Kate Atkinson, “Transcription.” A richly rewarding and compassionate story of a British woman recruited to root out Nazi sympathizers during World War II, who must revisit the spy world a decade later.

Flynn Berry, “A Double Life.” In this exquisitely paced thriller, inspired by a real case from 1974, a reclusive physician is haunted by the memory of her father, a dashing British aristocrat who disappeared after her mother was savagely attacked and her nanny murdered.

Karen Cleveland, “Need to Know.” A CIA analyst is stunned to discover that her beloved husband is, in fact, a Russian mole. The palpable tension between patriotism and family love — domestic life versus the drama of espionage — powers this sure-footed debut.

Elizabeth George, “The Punishment She Deserves.” In Northwest resident George’s skillful telling, Detective Sergeant Barbara Havers (working class, rumpled and smart) takes the lead probing death in a medieval market town; her boss, Detective Inspector Thomas Lynley (aristocratic, cultured and smart), takes a back seat.

Howard Michael Gould, “Last Looks.” A slyly funny debut starring Charlie Waldo, a quirky ex-LAPD detective who, despite his compulsion to live a solitary existence with exactly 100 possessions, is talked into returning to the city to exonerate an actor accused of murder.

Martha Grimes, “The Knowledge.” Detective Superintendent Richard Jury’s look into a brazen double murder is anchored by two exclusive and intriguing establishments: a swank casino/art gallery and a secret pub patronized only by London’s cabbies.

Anne Holt, “In Dust and Ashes.” Left disabled after a severe injury, Oslo police inspector Hanne Wilhelmsen continues to team up with her eccentric protégé Henrik Holme on two cases, one stretching back years, another providing a chilling preview of future danger.
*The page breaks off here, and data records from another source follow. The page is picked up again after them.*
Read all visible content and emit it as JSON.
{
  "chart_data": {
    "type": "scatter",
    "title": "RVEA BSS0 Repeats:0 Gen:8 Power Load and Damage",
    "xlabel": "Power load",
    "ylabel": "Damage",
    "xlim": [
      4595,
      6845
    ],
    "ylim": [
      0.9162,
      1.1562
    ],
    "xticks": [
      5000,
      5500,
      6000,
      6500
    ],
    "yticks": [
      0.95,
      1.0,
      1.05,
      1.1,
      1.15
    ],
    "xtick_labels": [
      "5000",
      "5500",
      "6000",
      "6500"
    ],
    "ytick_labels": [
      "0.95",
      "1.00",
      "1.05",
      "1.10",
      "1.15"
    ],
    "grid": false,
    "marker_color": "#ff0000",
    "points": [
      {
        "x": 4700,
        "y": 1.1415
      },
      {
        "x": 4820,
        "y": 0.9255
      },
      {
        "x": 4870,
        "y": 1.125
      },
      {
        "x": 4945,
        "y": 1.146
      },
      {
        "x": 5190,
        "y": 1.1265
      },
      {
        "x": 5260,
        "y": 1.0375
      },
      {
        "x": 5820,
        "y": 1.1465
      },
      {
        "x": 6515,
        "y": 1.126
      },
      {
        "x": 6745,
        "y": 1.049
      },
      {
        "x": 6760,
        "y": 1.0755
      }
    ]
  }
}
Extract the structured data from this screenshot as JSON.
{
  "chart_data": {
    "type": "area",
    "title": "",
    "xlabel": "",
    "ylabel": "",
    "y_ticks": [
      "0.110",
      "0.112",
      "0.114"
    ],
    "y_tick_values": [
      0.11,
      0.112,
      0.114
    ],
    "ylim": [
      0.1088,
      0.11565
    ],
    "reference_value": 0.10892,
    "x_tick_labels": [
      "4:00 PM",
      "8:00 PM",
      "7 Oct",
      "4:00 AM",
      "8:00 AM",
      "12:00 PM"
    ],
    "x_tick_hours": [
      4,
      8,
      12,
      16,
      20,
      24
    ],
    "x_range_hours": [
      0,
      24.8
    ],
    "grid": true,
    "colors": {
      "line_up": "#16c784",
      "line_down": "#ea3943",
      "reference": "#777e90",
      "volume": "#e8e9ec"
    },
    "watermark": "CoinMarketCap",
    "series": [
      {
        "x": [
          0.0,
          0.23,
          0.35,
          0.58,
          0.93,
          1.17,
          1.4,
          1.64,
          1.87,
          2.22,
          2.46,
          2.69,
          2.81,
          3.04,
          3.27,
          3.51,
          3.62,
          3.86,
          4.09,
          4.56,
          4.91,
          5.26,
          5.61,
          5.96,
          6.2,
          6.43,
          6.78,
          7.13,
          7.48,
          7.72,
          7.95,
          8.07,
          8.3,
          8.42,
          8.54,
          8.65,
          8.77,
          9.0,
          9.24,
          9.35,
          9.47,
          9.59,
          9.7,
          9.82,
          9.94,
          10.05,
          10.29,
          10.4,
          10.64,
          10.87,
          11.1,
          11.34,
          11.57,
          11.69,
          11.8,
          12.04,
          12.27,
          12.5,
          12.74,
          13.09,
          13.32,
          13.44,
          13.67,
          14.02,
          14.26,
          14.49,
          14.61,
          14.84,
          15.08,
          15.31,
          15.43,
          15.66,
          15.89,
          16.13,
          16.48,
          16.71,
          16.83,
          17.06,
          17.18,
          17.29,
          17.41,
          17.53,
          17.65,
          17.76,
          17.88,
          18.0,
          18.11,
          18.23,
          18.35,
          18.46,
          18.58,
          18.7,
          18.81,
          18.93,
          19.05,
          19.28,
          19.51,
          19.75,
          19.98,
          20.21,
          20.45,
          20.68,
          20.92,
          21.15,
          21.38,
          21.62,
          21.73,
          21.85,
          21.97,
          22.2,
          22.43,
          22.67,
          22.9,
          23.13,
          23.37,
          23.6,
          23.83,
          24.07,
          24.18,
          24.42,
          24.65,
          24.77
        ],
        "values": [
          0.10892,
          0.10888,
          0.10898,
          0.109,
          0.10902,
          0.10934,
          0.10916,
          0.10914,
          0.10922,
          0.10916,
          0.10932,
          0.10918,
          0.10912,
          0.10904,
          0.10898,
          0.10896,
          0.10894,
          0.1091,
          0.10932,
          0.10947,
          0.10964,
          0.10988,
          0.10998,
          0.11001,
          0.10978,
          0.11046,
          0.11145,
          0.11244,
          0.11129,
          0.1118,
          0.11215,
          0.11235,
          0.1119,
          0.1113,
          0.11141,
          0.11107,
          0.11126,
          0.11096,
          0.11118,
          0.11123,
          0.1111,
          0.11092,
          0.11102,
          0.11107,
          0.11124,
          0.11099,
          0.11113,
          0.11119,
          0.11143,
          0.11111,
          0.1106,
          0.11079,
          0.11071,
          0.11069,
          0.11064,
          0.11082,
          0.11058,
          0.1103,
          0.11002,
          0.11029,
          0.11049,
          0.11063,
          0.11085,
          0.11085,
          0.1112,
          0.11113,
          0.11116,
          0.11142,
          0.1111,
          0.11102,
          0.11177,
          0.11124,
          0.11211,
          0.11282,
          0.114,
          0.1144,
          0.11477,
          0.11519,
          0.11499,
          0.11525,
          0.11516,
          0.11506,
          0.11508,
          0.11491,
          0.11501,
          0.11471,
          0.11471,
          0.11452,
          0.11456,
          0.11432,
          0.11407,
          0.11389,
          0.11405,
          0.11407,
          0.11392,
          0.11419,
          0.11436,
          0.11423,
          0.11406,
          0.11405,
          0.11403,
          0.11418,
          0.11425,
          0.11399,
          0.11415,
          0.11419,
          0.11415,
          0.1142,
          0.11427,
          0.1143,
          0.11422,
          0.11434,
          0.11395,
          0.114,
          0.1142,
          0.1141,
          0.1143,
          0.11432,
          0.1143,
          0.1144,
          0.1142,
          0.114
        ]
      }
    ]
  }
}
Anthony Horowitz, “Forever and a Day.” A shrewd romp starring Bond … James Bond. It’s a prequel in which Bond (newly promoted to 007 status and already ultra suave, worldly and oversexed) swans around the French Riviera while breaking up a wicked drug syndicate.

Laura Lippman, “Sunburn.” This tale of death, betrayal and simmering desire, set during a brutal summer in small-town Delaware, is a sharp-witted homage to noir classics like “The Postman Always Rings Twice.”

Lawrence Osborne, “Only to Sleep.” Raymond Chandler’s iconic gumshoe Philip Marlowe is brilliantly re-imagined as a 70-something retiree in Baja California, frail but still up for another interesting case.